Le commissaire Renaud Lachance a quant à lui eu plus de succès à faire parler le témoin. Il l'a longuement questionné sur sa relation avec Nicolo Rizzuto, ce matin. Il s'est notamment étonné du fait que  l'entrepreneur Paolo Catania avait passé par Milioto pour inviter les hauts dirigeants du clan sicilien à la fête de retraite de son père, Francesco Catania. «Je n'ai jamais caché que je connaissais les Rizzuto, et tout le monde le savait. Je ne sais pas pourquoi on m'a appelé, mais j'ai fait le travail», a simplement dit Milioto.

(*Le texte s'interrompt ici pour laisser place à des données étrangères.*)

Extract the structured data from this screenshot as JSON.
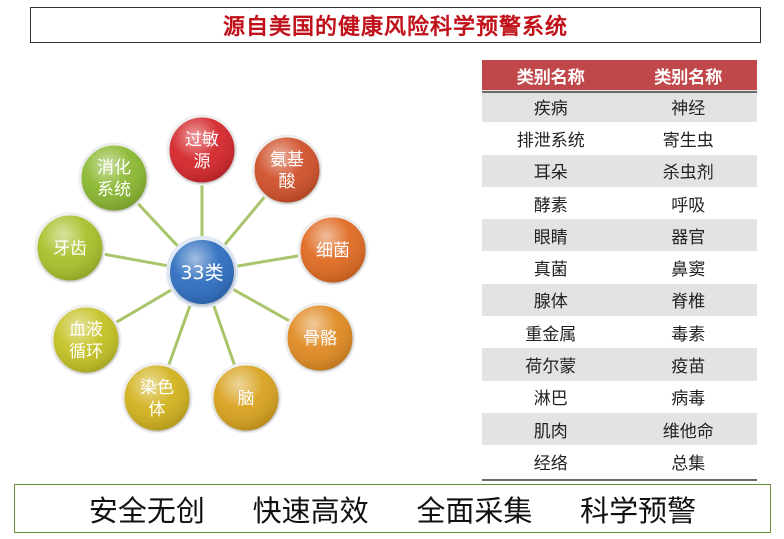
{
  "title": "源自美国的健康风险科学预警系统",
  "center": {
    "label": "33类",
    "color": "#2e6ec0"
  },
  "nodes": [
    {
      "label": [
        "过敏",
        "源"
      ],
      "color": "#d4262b"
    },
    {
      "label": [
        "氨基",
        "酸"
      ],
      "color": "#d0502a"
    },
    {
      "label": [
        "细菌"
      ],
      "color": "#e06a22"
    },
    {
      "label": [
        "骨骼"
      ],
      "color": "#e08a22"
    },
    {
      "label": [
        "脑"
      ],
      "color": "#d8a21e"
    },
    {
      "label": [
        "染色",
        "体"
      ],
      "color": "#d2b21e"
    },
    {
      "label": [
        "血液",
        "循环"
      ],
      "color": "#c4c224"
    },
    {
      "label": [
        "牙齿"
      ],
      "color": "#a8c02a"
    },
    {
      "label": [
        "消化",
        "系统"
      ],
      "color": "#8ab830"
    }
  ],
  "table": {
    "headers": [
      "类别名称",
      "类别名称"
    ],
    "rows": [
      [
        "疾病",
        "神经"
      ],
      [
        "排泄系统",
        "寄生虫"
      ],
      [
        "耳朵",
        "杀虫剂"
      ],
      [
        "酵素",
        "呼吸"
      ],
      [
        "眼睛",
        "器官"
      ],
      [
        "真菌",
        "鼻窦"
      ],
      [
        "腺体",
        "脊椎"
      ],
      [
        "重金属",
        "毒素"
      ],
      [
        "荷尔蒙",
        "疫苗"
      ],
      [
        "淋巴",
        "病毒"
      ],
      [
        "肌肉",
        "维他命"
      ],
      [
        "经络",
        "总集"
      ]
    ]
  },
  "slogans": [
    "安全无创",
    "快速高效",
    "全面采集",
    "科学预警"
  ]
}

Soulignant que côtoyer la mafia risquait d'être préjudiciable pour un entrepreneur, le commissaire Lachance lui a demandé s'il continuait à fréquenter Rizzuto parce qu'il tirait avantage de cette relation. «Je n'avais aucun avantage», s'est borné à dire l'entrepreneur.

Nicolo Milioto s'est défendu d'avoir appartenu au crime organisé. Il a soutenu qu'il s'était laissé entraîné dans leurs affaires à son insu, en acceptant de rendre quelques menus services. «C'est devenu une routine et j'ai embarqué - ça peut paraître niaiseux - sans savoir pourquoi.»

Milioto a tenu à défendre la mémoire du défunt patriarche du clan sicilien. «Rizzuto était un homme bon avec moi. Je le respectais.»

Il ne regrette pas de l'avoir longtemps côtoyé, mais simplement d'avoir manipulé son argent.

La juge France Charbonneau a demandé à Milioto d'expliquer pourquoi il a déclaré hier: «Si vous me maltraitez, je peux vous maltraiter de la même façon.» Il a dit qu'il s'était mal exprimé et que l'expression n'est pas péjorative en Italien. «Je me suis mal exprimé, peut-être qu'en français ça veut dire autre chose.»